Penemuan kasus TB pun bisa signifikan dan memenuhi standar Proporsi pasien TB BTA+ diantara suspek yang ditetapkan Kementerian Kesehatan RI yaitu sekitar 5 - 15%. Selama tahun 2016, di 10 desa sasaran di wilayah Alor telah memeriksa 307 suspek TB dan sebanyak 20 orang (6,5% dari suspek) dinyatakan BTA+ atau positif TB. Di 12 desa di wilayah Malaka dari 151 suspek TB yang diperiksa dahaknya, sebanyak 22 orang (14,5% dari suspect) dinyatakan BTA+. Sementara di 9 desa di wilayah Sumba Timur dari 267 suspek TB, sebanyak 26 orang (9,7% dari suspek) dinyatakan BTA+.

Orang dengan HIV-AIDS (ODHA), setelah diketahui status HIV-nya, kini juga sudah mendapatkan penanganan lanjutan, pengobatan ARV serta mendapat dukungan dari berbagai pihak. Dalam rangkaian peringatan Hari AIDS Sedunia 20116 di Kabupaten Malaka, berhasil dilaksanakan VCT bagi anggota TNI, Polri dan masyarakat yang rentan terinfeksi HIV. Total ada 84 orang yang melakukan VCT dan 2 orang dinyatakan positif terinfeksi HIV. Keduanya dirujuk ke RS Atambua, Kabupaten Belu, untuk pemeriksaan dan penanganan lebih lanjut. Di wilayah Malaka juga sudah mulai terbentuk Kelompok Dukungan Sebaya (KDS) agar ODHA bisa mendapatkan layanan konseling, pendampingan perawatan kesehatan di Puskesmas dan Rumah Sakit. Demikian juga di wilayah Alor, dalam pertemuan stakeholder HIV dan AIDS yang diikuti oleh Dinas Kesehatan, Klinik VCT RSUD Alor, ODHA dan CD Bethesda, disepakati pembentukan KDS Mahenza dan selanjutnya akan diadakan pertemuan rutin KDS di Kalabahi.

Berkaitan dengan pelayanan KIA, kepercayaan masyarakat (terutama ibu hamil dan pasangannya), sedikit demi sedikit mulai terbangun dan mau melakukan pemeriksaan kehamilan dan menjalani persalinan di tempat layanan kesehatan. Perubahan nyata terjadi dalam pelayanan persalinan di wilayah project di kecamatan Alor Barat Daya (ABAD), Kabupaten Alor yaitu dari persalinan di rumah berubah menjadi di fasilitas kesehatan. Saat CD Bethesda awal masuk, tidak pernah terjadi pelayanan persalinan di fasilitas kesehatan di desa. Akhirnya melalui pendidikan kesadaran tentang perawatan kehamilan dan persalinan yang aman serta pendekatan ke petugas kesehatan, saat ini masyarakat maupun petugas kesehatan sudah memaksimalkan tempat pelayanan kesehatan di desa untuk pemeriksaan kehamilan dan persalinan.

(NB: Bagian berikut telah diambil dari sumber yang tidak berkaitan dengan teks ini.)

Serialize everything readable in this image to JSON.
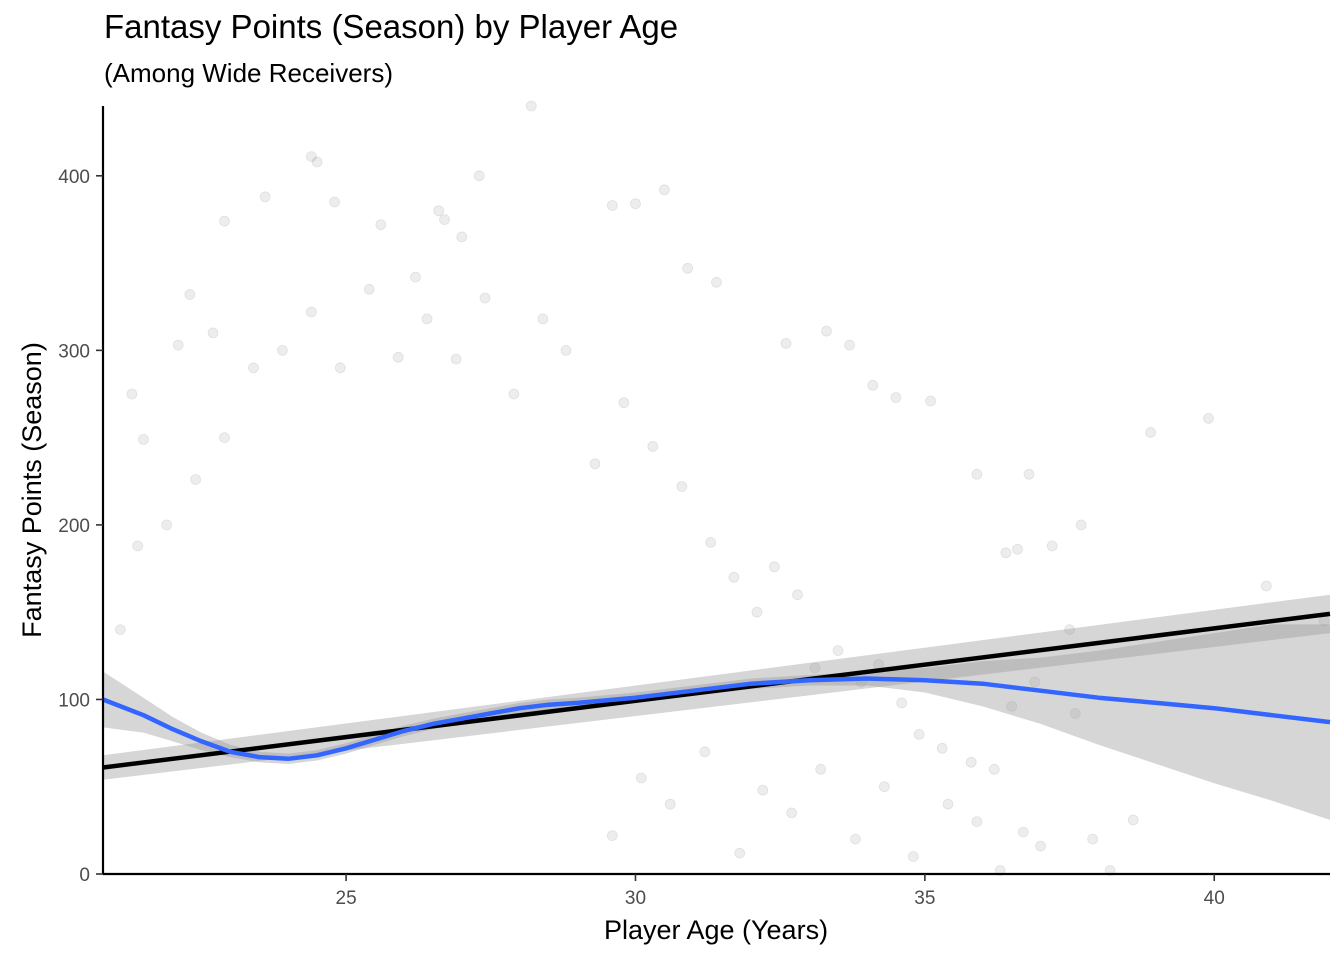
{
  "chart_data": {
    "type": "scatter",
    "title": "Fantasy Points (Season) by Player Age",
    "subtitle": "(Among Wide Receivers)",
    "xlabel": "Player Age (Years)",
    "ylabel": "Fantasy Points (Season)",
    "xlim": [
      20.8,
      42.0
    ],
    "ylim": [
      0,
      440
    ],
    "x_ticks": [
      25,
      30,
      35,
      40
    ],
    "y_ticks": [
      0,
      100,
      200,
      300,
      400
    ],
    "grid": false,
    "legend": "none",
    "point_color": "#000000",
    "point_alpha": 0.07,
    "scatter_points": [
      [
        21.3,
        275
      ],
      [
        21.5,
        249
      ],
      [
        22.1,
        303
      ],
      [
        22.3,
        332
      ],
      [
        22.7,
        310
      ],
      [
        22.9,
        374
      ],
      [
        23.6,
        388
      ],
      [
        24.4,
        411
      ],
      [
        24.5,
        408
      ],
      [
        24.8,
        385
      ],
      [
        25.6,
        372
      ],
      [
        26.2,
        342
      ],
      [
        26.6,
        380
      ],
      [
        26.7,
        375
      ],
      [
        27.0,
        365
      ],
      [
        27.3,
        400
      ],
      [
        28.2,
        440
      ],
      [
        29.6,
        383
      ],
      [
        30.0,
        384
      ],
      [
        30.5,
        392
      ],
      [
        30.9,
        347
      ],
      [
        31.4,
        339
      ],
      [
        32.6,
        304
      ],
      [
        33.3,
        311
      ],
      [
        33.7,
        303
      ],
      [
        34.1,
        280
      ],
      [
        34.5,
        273
      ],
      [
        35.1,
        271
      ],
      [
        35.9,
        229
      ],
      [
        36.4,
        184
      ],
      [
        36.6,
        186
      ],
      [
        36.8,
        229
      ],
      [
        37.2,
        188
      ],
      [
        37.7,
        200
      ],
      [
        38.9,
        253
      ],
      [
        39.9,
        261
      ],
      [
        40.9,
        165
      ],
      [
        41.9,
        145
      ],
      [
        37.5,
        140
      ],
      [
        38.6,
        31
      ],
      [
        38.2,
        2
      ],
      [
        37.9,
        20
      ],
      [
        37.6,
        92
      ],
      [
        36.9,
        110
      ],
      [
        36.5,
        96
      ],
      [
        36.2,
        60
      ],
      [
        35.8,
        64
      ],
      [
        35.3,
        72
      ],
      [
        34.9,
        80
      ],
      [
        34.6,
        98
      ],
      [
        34.2,
        120
      ],
      [
        33.9,
        110
      ],
      [
        33.5,
        128
      ],
      [
        33.1,
        118
      ],
      [
        32.8,
        160
      ],
      [
        32.4,
        176
      ],
      [
        32.1,
        150
      ],
      [
        31.7,
        170
      ],
      [
        31.3,
        190
      ],
      [
        30.8,
        222
      ],
      [
        30.3,
        245
      ],
      [
        29.8,
        270
      ],
      [
        29.3,
        235
      ],
      [
        28.8,
        300
      ],
      [
        28.4,
        318
      ],
      [
        27.9,
        275
      ],
      [
        27.4,
        330
      ],
      [
        26.9,
        295
      ],
      [
        26.4,
        318
      ],
      [
        25.9,
        296
      ],
      [
        25.4,
        335
      ],
      [
        24.9,
        290
      ],
      [
        24.4,
        322
      ],
      [
        23.9,
        300
      ],
      [
        23.4,
        290
      ],
      [
        22.9,
        250
      ],
      [
        22.4,
        226
      ],
      [
        21.9,
        200
      ],
      [
        21.4,
        188
      ],
      [
        21.1,
        140
      ],
      [
        37.0,
        16
      ],
      [
        36.7,
        24
      ],
      [
        36.3,
        2
      ],
      [
        35.9,
        30
      ],
      [
        35.4,
        40
      ],
      [
        34.8,
        10
      ],
      [
        34.3,
        50
      ],
      [
        33.8,
        20
      ],
      [
        33.2,
        60
      ],
      [
        32.7,
        35
      ],
      [
        32.2,
        48
      ],
      [
        31.8,
        12
      ],
      [
        31.2,
        70
      ],
      [
        30.6,
        40
      ],
      [
        30.1,
        55
      ],
      [
        29.6,
        22
      ]
    ],
    "series": [
      {
        "type": "linear_fit",
        "color": "#000000",
        "x": [
          20.8,
          42.0
        ],
        "y": [
          61,
          149
        ],
        "ci_lower": [
          54,
          138
        ],
        "ci_upper": [
          68,
          160
        ]
      },
      {
        "type": "loess_fit",
        "color": "#3366FF",
        "x": [
          20.8,
          21.5,
          22.0,
          22.5,
          23.0,
          23.5,
          24.0,
          24.5,
          25.0,
          25.5,
          26.0,
          26.5,
          27.0,
          27.5,
          28.0,
          28.5,
          29.0,
          30.0,
          31.0,
          32.0,
          33.0,
          34.0,
          35.0,
          36.0,
          37.0,
          38.0,
          39.0,
          40.0,
          41.0,
          42.0
        ],
        "y": [
          100,
          91,
          83,
          76,
          70,
          67,
          66,
          68,
          72,
          77,
          82,
          86,
          89,
          92,
          95,
          97,
          98,
          101,
          105,
          109,
          111,
          112,
          111,
          109,
          105,
          101,
          98,
          95,
          91,
          87
        ],
        "ci_lower": [
          84,
          81,
          76,
          71,
          67,
          64,
          63,
          65,
          69,
          74,
          79,
          83,
          86,
          89,
          92,
          94,
          96,
          99,
          102,
          106,
          108,
          108,
          104,
          96,
          86,
          74,
          63,
          52,
          42,
          31
        ],
        "ci_upper": [
          116,
          101,
          90,
          81,
          74,
          70,
          69,
          71,
          75,
          80,
          85,
          89,
          92,
          95,
          98,
          100,
          101,
          104,
          108,
          112,
          114,
          116,
          118,
          122,
          124,
          128,
          133,
          138,
          143,
          143
        ]
      }
    ]
  }
}
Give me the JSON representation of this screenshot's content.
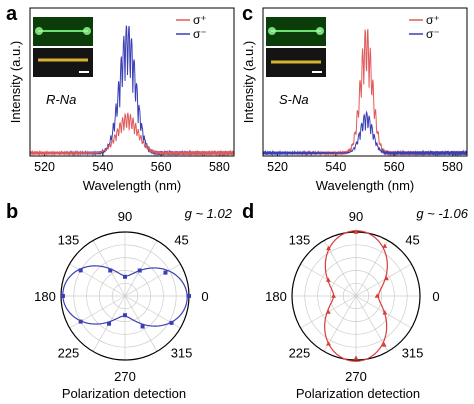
{
  "panels": {
    "a": {
      "letter": "a",
      "sample": "R-Na"
    },
    "b": {
      "letter": "b",
      "g_label": "g ~ 1.02"
    },
    "c": {
      "letter": "c",
      "sample": "S-Na"
    },
    "d": {
      "letter": "d",
      "g_label": "g ~ -1.06"
    }
  },
  "legend": {
    "sigma_plus": "σ⁺",
    "sigma_minus": "σ⁻"
  },
  "colors": {
    "sigma_plus": "#e05a5a",
    "sigma_minus": "#3a3fb5",
    "polar_b": "#3a3fb5",
    "polar_d": "#d93b3b"
  },
  "polar_angle_labels": [
    "90",
    "45",
    "0",
    "315",
    "270",
    "225",
    "180",
    "135"
  ],
  "polar_xlabel": "Polarization detection",
  "chart_data": [
    {
      "type": "line",
      "panel": "a",
      "xlabel": "Wavelength (nm)",
      "ylabel": "Intensity (a.u.)",
      "xlim": [
        515,
        585
      ],
      "x_ticks": [
        520,
        540,
        560,
        580
      ],
      "y_tick_labels": "none",
      "annotation": "R-Na",
      "series": [
        {
          "name": "σ⁺",
          "color": "#e05a5a",
          "peak_center": 548.5,
          "peak_height": 0.27,
          "peak_width": 5.0,
          "baseline": 0.02
        },
        {
          "name": "σ⁻",
          "color": "#3a3fb5",
          "peak_center": 548.5,
          "peak_height": 0.88,
          "peak_width": 4.0,
          "baseline": 0.02
        }
      ]
    },
    {
      "type": "line",
      "panel": "c",
      "xlabel": "Wavelength (nm)",
      "ylabel": "Intensity (a.u.)",
      "xlim": [
        515,
        585
      ],
      "x_ticks": [
        520,
        540,
        560,
        580
      ],
      "y_tick_labels": "none",
      "annotation": "S-Na",
      "series": [
        {
          "name": "σ⁺",
          "color": "#e05a5a",
          "peak_center": 550.5,
          "peak_height": 0.85,
          "peak_width": 3.0,
          "baseline": 0.02
        },
        {
          "name": "σ⁻",
          "color": "#3a3fb5",
          "peak_center": 550.5,
          "peak_height": 0.28,
          "peak_width": 3.0,
          "baseline": 0.02
        }
      ]
    },
    {
      "type": "scatter",
      "subtype": "polar",
      "panel": "b",
      "annotation": "g ~ 1.02",
      "color": "#3a3fb5",
      "xlabel": "Polarization detection",
      "angle_ticks_deg": [
        0,
        45,
        90,
        135,
        180,
        225,
        270,
        315
      ],
      "points": [
        {
          "angle": 0,
          "r": 1.0
        },
        {
          "angle": 30,
          "r": 0.73
        },
        {
          "angle": 60,
          "r": 0.46
        },
        {
          "angle": 90,
          "r": 0.3
        },
        {
          "angle": 120,
          "r": 0.46
        },
        {
          "angle": 150,
          "r": 0.8
        },
        {
          "angle": 180,
          "r": 0.97
        },
        {
          "angle": 210,
          "r": 0.8
        },
        {
          "angle": 240,
          "r": 0.5
        },
        {
          "angle": 270,
          "r": 0.3
        },
        {
          "angle": 300,
          "r": 0.55
        },
        {
          "angle": 330,
          "r": 0.84
        }
      ]
    },
    {
      "type": "scatter",
      "subtype": "polar",
      "panel": "d",
      "annotation": "g ~ -1.06",
      "color": "#d93b3b",
      "xlabel": "Polarization detection",
      "angle_ticks_deg": [
        0,
        45,
        90,
        135,
        180,
        225,
        270,
        315
      ],
      "points": [
        {
          "angle": 0,
          "r": 0.33
        },
        {
          "angle": 30,
          "r": 0.55
        },
        {
          "angle": 60,
          "r": 0.9
        },
        {
          "angle": 90,
          "r": 1.0
        },
        {
          "angle": 120,
          "r": 0.86
        },
        {
          "angle": 150,
          "r": 0.5
        },
        {
          "angle": 180,
          "r": 0.35
        },
        {
          "angle": 210,
          "r": 0.5
        },
        {
          "angle": 240,
          "r": 0.86
        },
        {
          "angle": 270,
          "r": 0.97
        },
        {
          "angle": 300,
          "r": 0.88
        },
        {
          "angle": 330,
          "r": 0.52
        }
      ]
    }
  ]
}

Sementara di kecamatan Mataru Alor, jika di awal program hampir semua desa tidak ada petugas kesehatan, terutama bidan, yang tinggal bersama masyarakat dan perkunjungan petugas kesehatan tidak mesti ada tiap bulan, kini petugas kesehatan sudah ada yang tinggal di tengah masyarakat dan memberikan pelayanan, masyarakat juga sudah mulai antusias dengan berkunjung di fasilitas kesehatan desa. Hal ini bisa ditunjukkan di desa Taman Mataru yang semula pemeriksaan kehamilan sesuai standar hampir tidak ada dan persalinan masih dilakukan di rumah dan ditolong dukun kampung, bahkan ada ibu yang bersalin sendiri. Setelah ada kesepakatan antara petugas kesehatan dan masyarakat, saat ini pelayanan kesehatan yang dilakukan petugas kesehatan sudah mulai intensif, ibu hamil mulai memeriksakan kehamilan dan persalinan sudah ada di faskes desa.

Setelah dua tahun berjalan, pengembangan potensi dan aset lokal serta dengan menggerakkan partisipasi aktif masyarakat, telah nyata efektif mampu memunculkan inisiatif kesehatan di hampir 90% desa mitra (27 desa dari 31 desa) yang diidentifikasi oleh masyarakat sendiri untuk menanggulangi penyakit menular. Bentuk-bentuk inisiatif kesehatan antara lain berupa melaporkan kejadian kematian balita ke puskesmas, mengadakan sosialisasi penyakit menular, tes darah untuk malaria, penjaringan suspek TB dan pendampingan pengambilan dahak dan rongent ke laboratorium puskesmas/ rumah sakit, kerja bakti pembersihan lingkungan dan pemberantasan sarang nyamuk. Di tahun ketiga ke depan, diharapkan inisiatif kesehatan bisa merata di semua desa.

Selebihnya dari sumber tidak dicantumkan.